Por causa da biometria, conseguiram detectar que existiam 51 "pessoas" com a mesma digital. Antes dessa tecnologia, ele provavelmente conseguiria votar 51 vezes.

O caso de Claudeomir é só o mais representativo do total de 21 mil duplicações que já foram identificadas até hoje.

A primeira eleição

Na primeira eleição do Brasil, em 1532, os eleitores cochichavam o voto no ouvido de um escrivão. Isso porque quase ninguém sabia ler e escrever.

Votavam e eram eleitos os homens bons, o que, no caso, significava ser rico e poderoso - ou seja, nobre, senhor de engenho, militar de alta patente, dono de terras, de bens ou influente junto à Corte de Portugal.

Os poucos e privilegiados eleitores ficavam com a tarefa de escolher os homens bons que elegeriam, de fato, os ocupantes dos cargos. 

Com o tempo -- e com mais pessoas sabendo ler e escrever, o voto passou a ser escrito. No Império e no começo da República, qualquer papel servia para votar porque não havia cédula oficial. As urnas eram caixas de madeira. Depois foram usadas urnas de metal e também de lona. Só em 1955, o país passa a imprimir uma cédula oficial.

A 1ª vez em que o processamento dos votos foi eletrônico

Só há 22 anos a computação chegou à eleição. Em 1994, o computador já era comum, as pessoas tinham a máquina em casa ou pelo menos já estavam familiarizados com elas no trabalho. Elas escreviam, faziam contas e processavam inúmeros dados. O sistema era Windows, os celulares que existiam eram tijolões que só faziam ligações e... acredite, foi nesse ano que a internet nasceu (pelo menos como a conhecemos hoje). 

Esse foi também o ano em que o processamento do resultado foi informatizado. "Apenas a totalização dos dados foi automatizada, ou seja, o voto era manual, a contagem era manual, e o resultado era digital", explica o secretário de tecnologia da informação do TSE (Tribunal Superior Eleitoral), Giuseppe Janino.

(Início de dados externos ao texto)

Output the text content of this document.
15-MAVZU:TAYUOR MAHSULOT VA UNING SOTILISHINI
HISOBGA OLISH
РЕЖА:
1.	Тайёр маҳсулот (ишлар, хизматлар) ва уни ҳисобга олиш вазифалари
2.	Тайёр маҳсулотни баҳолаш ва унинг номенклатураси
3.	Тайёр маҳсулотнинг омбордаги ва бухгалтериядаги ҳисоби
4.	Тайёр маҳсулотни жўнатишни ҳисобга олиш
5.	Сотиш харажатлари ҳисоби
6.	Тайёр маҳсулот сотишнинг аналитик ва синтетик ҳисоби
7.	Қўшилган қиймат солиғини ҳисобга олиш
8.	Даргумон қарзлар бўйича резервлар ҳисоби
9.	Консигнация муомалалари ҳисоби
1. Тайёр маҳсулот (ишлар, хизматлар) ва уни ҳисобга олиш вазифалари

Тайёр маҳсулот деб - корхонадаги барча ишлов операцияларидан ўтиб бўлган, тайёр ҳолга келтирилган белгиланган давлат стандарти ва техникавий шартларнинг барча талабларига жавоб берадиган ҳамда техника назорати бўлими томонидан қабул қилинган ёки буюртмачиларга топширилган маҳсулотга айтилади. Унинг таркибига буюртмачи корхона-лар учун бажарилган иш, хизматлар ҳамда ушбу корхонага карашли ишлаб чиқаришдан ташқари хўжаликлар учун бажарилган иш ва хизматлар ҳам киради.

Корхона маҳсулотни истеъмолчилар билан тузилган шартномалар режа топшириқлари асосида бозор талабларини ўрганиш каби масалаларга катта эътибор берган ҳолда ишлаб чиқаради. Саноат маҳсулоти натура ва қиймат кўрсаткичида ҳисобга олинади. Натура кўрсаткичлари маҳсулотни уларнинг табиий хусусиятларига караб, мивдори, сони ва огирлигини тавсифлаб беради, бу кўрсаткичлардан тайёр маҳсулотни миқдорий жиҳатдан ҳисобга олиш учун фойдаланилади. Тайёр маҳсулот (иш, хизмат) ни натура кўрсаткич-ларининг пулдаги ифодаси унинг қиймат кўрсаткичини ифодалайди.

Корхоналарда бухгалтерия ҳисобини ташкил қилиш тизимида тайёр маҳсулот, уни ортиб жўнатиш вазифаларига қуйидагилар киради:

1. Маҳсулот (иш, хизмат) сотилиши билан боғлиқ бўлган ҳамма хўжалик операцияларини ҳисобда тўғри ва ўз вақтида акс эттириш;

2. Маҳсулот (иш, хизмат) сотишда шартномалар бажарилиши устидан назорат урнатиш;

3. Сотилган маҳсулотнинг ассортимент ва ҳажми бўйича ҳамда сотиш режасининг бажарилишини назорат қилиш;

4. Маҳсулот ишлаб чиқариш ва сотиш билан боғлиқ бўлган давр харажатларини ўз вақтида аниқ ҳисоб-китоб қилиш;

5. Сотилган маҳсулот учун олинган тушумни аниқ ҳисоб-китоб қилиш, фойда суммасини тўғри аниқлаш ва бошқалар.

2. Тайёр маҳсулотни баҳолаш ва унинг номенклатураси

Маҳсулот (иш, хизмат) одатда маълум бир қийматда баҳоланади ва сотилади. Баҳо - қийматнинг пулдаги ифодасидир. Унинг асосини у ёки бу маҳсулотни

Mesmo com a novidade tecnológica, a apuração de votos começou no dia 4 de outubro daquele ano e só terminou no dia 7 -- 3 dias depois.

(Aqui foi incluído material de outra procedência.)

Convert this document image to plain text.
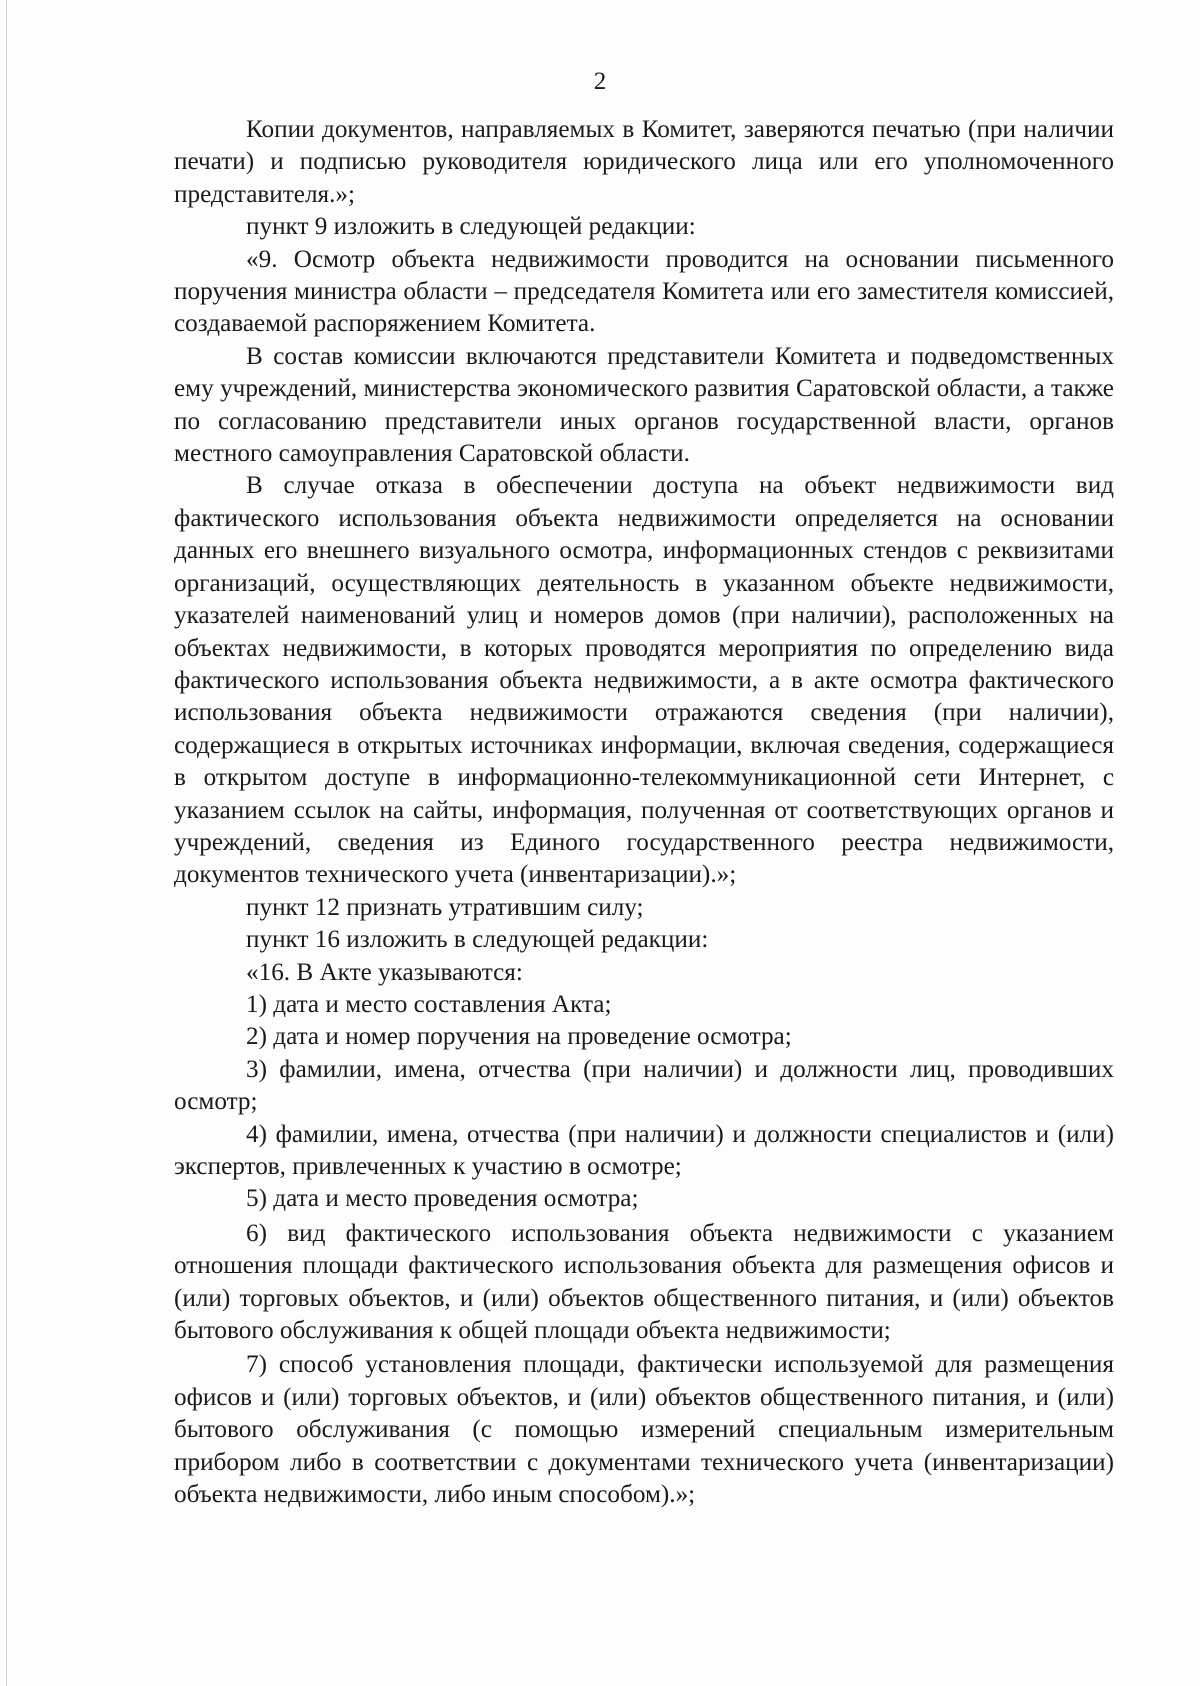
2

Копии документов, направляемых в Комитет, заверяются печатью (при наличии печати) и подписью руководителя юридического лица или его уполномоченного представителя.»;

пункт 9 изложить в следующей редакции:

«9. Осмотр объекта недвижимости проводится на основании письменного поручения министра области – председателя Комитета или его заместителя комиссией, создаваемой распоряжением Комитета.

В состав комиссии включаются представители Комитета и подведомственных ему учреждений, министерства экономического развития Саратовской области, а также по согласованию представители иных органов государственной власти, органов местного самоуправления Саратовской области.

В случае отказа в обеспечении доступа на объект недвижимости вид фактического использования объекта недвижимости определяется на основании данных его внешнего визуального осмотра, информационных стендов с реквизитами организаций, осуществляющих деятельность в указанном объекте недвижимости, указателей наименований улиц и номеров домов (при наличии), расположенных на объектах недвижимости, в которых проводятся мероприятия по определению вида фактического использования объекта недвижимости, а в акте осмотра фактического использования объекта недвижимости отражаются сведения (при наличии), содержащиеся в открытых источниках информации, включая сведения, содержащиеся в открытом доступе в информационно-телекоммуникационной сети Интернет, с указанием ссылок на сайты, информация, полученная от соответствующих органов и учреждений, сведения из Единого государственного реестра недвижимости, документов технического учета (инвентаризации).»;

пункт 12 признать утратившим силу;

пункт 16 изложить в следующей редакции:

«16. В Акте указываются:

1) дата и место составления Акта;

2) дата и номер поручения на проведение осмотра;

3) фамилии, имена, отчества (при наличии) и должности лиц, проводивших осмотр;

4) фамилии, имена, отчества (при наличии) и должности специалистов и (или) экспертов, привлеченных к участию в осмотре;

5) дата и место проведения осмотра;

6) вид фактического использования объекта недвижимости с указанием отношения площади фактического использования объекта для размещения офисов и (или) торговых объектов, и (или) объектов общественного питания, и (или) объектов бытового обслуживания к общей площади объекта недвижимости;

7) способ установления площади, фактически используемой для размещения офисов и (или) торговых объектов, и (или) объектов общественного питания, и (или) бытового обслуживания (с помощью измерений специальным измерительным прибором либо в соответствии с документами технического учета (инвентаризации) объекта недвижимости, либо иным способом).»;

O vencedor nas urnas para a Presidência da República foi Fernando Henrique Cardoso para o mandato de 1995 a 1998.

Antes disso, a única tecnologia digital que havia sido empregada foi o cadastramento eletrônico dos cerca de 70 milhões de eleitores, em 1985. Em vez de as fichas dos eleitores serem em papel, as pessoas foram recadastradas em um banco eletrônico, que também criou o número único nacional do título de eleitor.

A chegada da urna eletrônica

O primeiro Código Eleitoral brasileiro, de 1932, já previa a criação de uma "máquina de votar" -- foi ele também que garantiu o voto secreto e o feminino.

Só mais de 50 anos depois, o conceito começou a virar realidade com estudos para a criação de uma máquina para eliminar a intervenção humana -- sujeita a falhas e manipulações-- no processo eleitoral. 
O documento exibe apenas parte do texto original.